Is Canada’s housing sector growing? Or is it inflation?

Kunal Sawhney is the founder and CEO of Kalkine. He has extensive expertise in equity markets and adopts quantitative and qualitative stock selection practices

Inflation and growth are two different things. Inflation is an upward movement in the price of any product or service. By contrast, growth in any product or service means increased consumption. As a result, prices may or may not rise during growth phases because increased demand is met by increased supply, which keeps a check on price rise.

Canada’s housing market is among the most discussed subject in the country. However, to understand this subject, one must first know whether it is going through a growth spurt or just a price hike phase. Had it been the growth phenomenon, the government would not have stressed increasing the supply of affordable housing.

In her recent statement, finance minister Chrystia Freeland has categorically identified the threat of rising house prices, particularly for new Canadians and middle-class families.

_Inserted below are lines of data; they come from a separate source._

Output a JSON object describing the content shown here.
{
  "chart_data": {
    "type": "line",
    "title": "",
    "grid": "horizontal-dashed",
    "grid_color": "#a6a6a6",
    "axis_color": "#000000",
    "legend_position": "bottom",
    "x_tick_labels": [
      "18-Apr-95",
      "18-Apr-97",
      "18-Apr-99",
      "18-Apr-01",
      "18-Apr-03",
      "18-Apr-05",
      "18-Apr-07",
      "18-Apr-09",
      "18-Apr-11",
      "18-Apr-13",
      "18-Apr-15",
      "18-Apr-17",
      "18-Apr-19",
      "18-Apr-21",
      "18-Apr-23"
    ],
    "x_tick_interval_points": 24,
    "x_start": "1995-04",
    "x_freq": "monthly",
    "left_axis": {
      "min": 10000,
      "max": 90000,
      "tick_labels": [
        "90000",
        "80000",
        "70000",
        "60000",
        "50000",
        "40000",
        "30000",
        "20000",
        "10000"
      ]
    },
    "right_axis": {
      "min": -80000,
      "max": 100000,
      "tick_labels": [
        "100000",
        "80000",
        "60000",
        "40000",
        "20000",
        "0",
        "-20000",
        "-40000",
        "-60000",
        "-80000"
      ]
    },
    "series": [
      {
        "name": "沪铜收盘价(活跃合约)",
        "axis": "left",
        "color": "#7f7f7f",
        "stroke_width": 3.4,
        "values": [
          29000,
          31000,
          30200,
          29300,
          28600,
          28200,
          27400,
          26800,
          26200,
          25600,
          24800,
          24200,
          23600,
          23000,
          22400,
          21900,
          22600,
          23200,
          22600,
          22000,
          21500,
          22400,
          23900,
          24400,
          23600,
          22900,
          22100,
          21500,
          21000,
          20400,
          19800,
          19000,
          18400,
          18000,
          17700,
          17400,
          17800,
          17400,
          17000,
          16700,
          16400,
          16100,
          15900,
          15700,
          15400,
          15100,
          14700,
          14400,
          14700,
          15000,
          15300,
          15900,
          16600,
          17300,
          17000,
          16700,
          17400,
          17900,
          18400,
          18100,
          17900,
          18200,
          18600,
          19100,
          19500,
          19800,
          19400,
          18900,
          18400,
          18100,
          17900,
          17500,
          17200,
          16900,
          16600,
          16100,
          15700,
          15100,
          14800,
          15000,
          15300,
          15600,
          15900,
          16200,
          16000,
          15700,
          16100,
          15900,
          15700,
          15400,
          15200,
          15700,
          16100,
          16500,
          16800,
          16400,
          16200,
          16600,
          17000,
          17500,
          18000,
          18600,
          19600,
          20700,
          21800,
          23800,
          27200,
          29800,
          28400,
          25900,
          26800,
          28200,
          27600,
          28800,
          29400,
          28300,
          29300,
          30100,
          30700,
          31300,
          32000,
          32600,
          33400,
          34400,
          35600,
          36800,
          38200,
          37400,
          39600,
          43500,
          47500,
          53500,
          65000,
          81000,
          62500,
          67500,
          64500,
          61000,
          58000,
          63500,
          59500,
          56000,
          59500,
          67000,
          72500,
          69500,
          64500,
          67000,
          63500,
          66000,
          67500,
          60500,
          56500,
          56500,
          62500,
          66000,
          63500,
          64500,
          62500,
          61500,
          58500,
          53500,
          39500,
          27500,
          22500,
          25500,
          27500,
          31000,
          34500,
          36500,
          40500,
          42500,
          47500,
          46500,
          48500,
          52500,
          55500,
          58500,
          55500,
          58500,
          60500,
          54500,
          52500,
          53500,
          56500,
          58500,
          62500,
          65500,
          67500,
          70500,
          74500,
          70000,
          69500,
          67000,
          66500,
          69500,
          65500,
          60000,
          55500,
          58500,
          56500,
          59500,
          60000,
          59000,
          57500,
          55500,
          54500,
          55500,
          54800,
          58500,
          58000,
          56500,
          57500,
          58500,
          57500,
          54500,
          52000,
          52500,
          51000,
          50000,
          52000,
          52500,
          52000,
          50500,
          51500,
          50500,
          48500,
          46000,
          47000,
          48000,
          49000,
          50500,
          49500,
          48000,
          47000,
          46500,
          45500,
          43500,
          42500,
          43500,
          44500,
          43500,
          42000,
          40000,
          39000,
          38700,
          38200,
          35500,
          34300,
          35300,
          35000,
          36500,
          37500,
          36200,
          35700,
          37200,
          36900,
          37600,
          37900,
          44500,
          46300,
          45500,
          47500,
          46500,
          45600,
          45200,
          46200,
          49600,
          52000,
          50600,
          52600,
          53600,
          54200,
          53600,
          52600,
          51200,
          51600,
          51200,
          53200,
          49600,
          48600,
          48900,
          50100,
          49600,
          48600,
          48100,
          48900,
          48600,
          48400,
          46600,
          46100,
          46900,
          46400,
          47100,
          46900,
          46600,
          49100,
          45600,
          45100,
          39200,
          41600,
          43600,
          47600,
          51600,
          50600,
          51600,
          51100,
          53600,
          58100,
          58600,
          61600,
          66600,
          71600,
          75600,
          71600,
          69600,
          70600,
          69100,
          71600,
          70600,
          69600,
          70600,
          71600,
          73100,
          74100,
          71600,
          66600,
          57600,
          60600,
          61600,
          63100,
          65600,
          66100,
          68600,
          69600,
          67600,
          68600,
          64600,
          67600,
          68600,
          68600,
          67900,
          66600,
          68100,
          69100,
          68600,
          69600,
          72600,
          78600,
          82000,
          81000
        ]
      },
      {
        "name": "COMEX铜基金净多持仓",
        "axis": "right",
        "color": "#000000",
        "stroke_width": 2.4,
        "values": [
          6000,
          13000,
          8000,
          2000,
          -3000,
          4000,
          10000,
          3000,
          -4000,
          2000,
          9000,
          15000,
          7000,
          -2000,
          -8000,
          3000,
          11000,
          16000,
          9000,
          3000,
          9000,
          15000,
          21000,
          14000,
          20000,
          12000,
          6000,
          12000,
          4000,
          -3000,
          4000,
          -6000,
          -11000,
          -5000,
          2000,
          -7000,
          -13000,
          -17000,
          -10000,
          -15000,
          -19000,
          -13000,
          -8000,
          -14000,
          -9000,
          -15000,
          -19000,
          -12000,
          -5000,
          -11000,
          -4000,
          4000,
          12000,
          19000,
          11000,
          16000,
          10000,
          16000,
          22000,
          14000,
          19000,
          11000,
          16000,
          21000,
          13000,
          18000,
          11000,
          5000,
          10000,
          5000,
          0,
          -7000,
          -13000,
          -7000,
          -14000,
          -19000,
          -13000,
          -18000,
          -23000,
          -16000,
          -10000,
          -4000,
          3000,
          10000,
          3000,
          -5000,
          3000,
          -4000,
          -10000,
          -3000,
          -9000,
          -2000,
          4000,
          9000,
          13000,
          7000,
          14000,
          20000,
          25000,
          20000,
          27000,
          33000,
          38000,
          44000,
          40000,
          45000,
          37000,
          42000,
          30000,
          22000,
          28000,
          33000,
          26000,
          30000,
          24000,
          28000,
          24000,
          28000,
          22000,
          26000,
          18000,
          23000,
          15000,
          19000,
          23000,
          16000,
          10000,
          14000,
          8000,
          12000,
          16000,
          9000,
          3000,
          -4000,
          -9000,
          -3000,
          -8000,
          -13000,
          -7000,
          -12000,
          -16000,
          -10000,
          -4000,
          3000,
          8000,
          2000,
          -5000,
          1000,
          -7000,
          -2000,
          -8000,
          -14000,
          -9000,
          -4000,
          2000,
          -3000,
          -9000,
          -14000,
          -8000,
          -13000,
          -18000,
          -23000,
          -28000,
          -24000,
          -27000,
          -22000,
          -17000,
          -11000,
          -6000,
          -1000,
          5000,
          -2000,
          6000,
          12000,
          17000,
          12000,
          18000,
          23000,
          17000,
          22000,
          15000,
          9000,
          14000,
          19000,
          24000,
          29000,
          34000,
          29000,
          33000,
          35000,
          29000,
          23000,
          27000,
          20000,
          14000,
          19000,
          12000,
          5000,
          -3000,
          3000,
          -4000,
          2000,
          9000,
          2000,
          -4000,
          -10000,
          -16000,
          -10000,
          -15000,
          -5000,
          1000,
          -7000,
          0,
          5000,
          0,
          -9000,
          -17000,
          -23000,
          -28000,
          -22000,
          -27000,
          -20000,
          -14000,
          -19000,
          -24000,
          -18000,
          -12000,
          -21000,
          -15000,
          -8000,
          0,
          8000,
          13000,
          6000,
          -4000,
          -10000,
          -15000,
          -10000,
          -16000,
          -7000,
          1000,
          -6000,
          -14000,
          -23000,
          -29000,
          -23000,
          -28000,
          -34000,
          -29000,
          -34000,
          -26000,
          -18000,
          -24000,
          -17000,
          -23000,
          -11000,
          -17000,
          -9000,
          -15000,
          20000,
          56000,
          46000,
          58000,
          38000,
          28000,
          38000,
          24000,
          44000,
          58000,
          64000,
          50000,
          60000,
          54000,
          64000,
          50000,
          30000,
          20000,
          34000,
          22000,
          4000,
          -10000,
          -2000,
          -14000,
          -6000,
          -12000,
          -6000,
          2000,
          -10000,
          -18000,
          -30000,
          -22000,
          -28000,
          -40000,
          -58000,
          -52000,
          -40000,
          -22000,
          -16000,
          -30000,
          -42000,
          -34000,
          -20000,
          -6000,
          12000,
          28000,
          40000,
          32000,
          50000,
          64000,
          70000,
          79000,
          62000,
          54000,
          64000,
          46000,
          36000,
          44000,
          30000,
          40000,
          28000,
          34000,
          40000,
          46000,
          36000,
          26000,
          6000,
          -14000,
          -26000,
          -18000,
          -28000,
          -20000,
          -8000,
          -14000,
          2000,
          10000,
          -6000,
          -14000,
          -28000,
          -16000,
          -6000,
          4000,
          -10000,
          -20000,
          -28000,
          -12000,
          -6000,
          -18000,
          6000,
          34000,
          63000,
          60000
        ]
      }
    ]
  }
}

Canada is becoming increasingly unaffordable

The situation is turning increasingly worrisome. In a report compiled by the Urban Reform Institute and the Frontier Centre for Public Policy, Vancouver ranks second in severely unaffordable major housing markets worldwide in the third quarter of 2020. Hong Kong tops the list, and Canadian city Toronto occupies the fifth spot. The report also highlights how median household income deteriorated in 2020. In Canada, the federal government is spending heavily on welfare schemes that include Emergency Wage Subsidy, Emergency Rent Subsidy, and Lockdown Support. The unaffordability of housing in Canadian cities during such critical times can lead to wider repercussions.

In a recent news conference, Bank of Canada Governor Tiff Macklem underscored these worries. He highlighted how ‘imbalances in the housing sector and ‘high household indebtedness’ are two of the most problematic vulnerabilities faced by the Canadian economy. Most Canadians are availing cheap mortgage rates to bid heavily on a new house. The governor has warned how such unchecked bidding can ‘seriously damage’ the housing market and the wider Canadian economy.

Housing market stats reveal underlying pain

Housing market stats explain the problems underlying this sector. In April 2021, the average price of a house was nearly 42% more than a year ago. It can, by no measure, be termed as ‘growth’. Demand is high, and people are outbidding others to acquire a house at virtually any cost. The supply side has not and cannot grow in proportion to rising demand, and hence prices have skyrocketed.

Soon after Governor Macklem’s news conference, the Office of the Superintendent of Financial Institutions (OSFI) announced stricter lending norms. As of June 1, loan applicants will have to prove their financial capacity to repay the debt with at least a 5.25% interest rate. This is irrespective of whether the bank is ready to lend at a lower rate of interest.

However, OSFI’s announcement inadvertently hurts the prospects of vulnerable groups, including single parents, immigrants and young households. Whether it leads to a correction in housing prices is yet to be seen.

Inflation or growth?

As mentioned earlier, inflation cannot always mean growth. Annual inflation in Canada hit 3.4% in April 2021, but 2020’s subdued demand and prices played a major role in this. Crude and natural gas prices have seen more than a 30% rise in prices in 2021. A 3.4% inflation is hence understandable and manageable too.

However, inflation in the housing market is neither understandable nor manageable. On the contrary, it is making cities increasingly unaffordable, and as Governor Macklem notes, it will have an eventual ‘negative wealth effect’ and ‘reduction in household consumption’ over time.

The housing market is under pressure to cool down. Be it tougher mortgage rules or increased supply, targeted policy actions are required. A place in severely unaffordable major housing markets does not qualify as a celebratory feat. It is instead a testament to crowding out of middle income and other vulnerable groups in the country.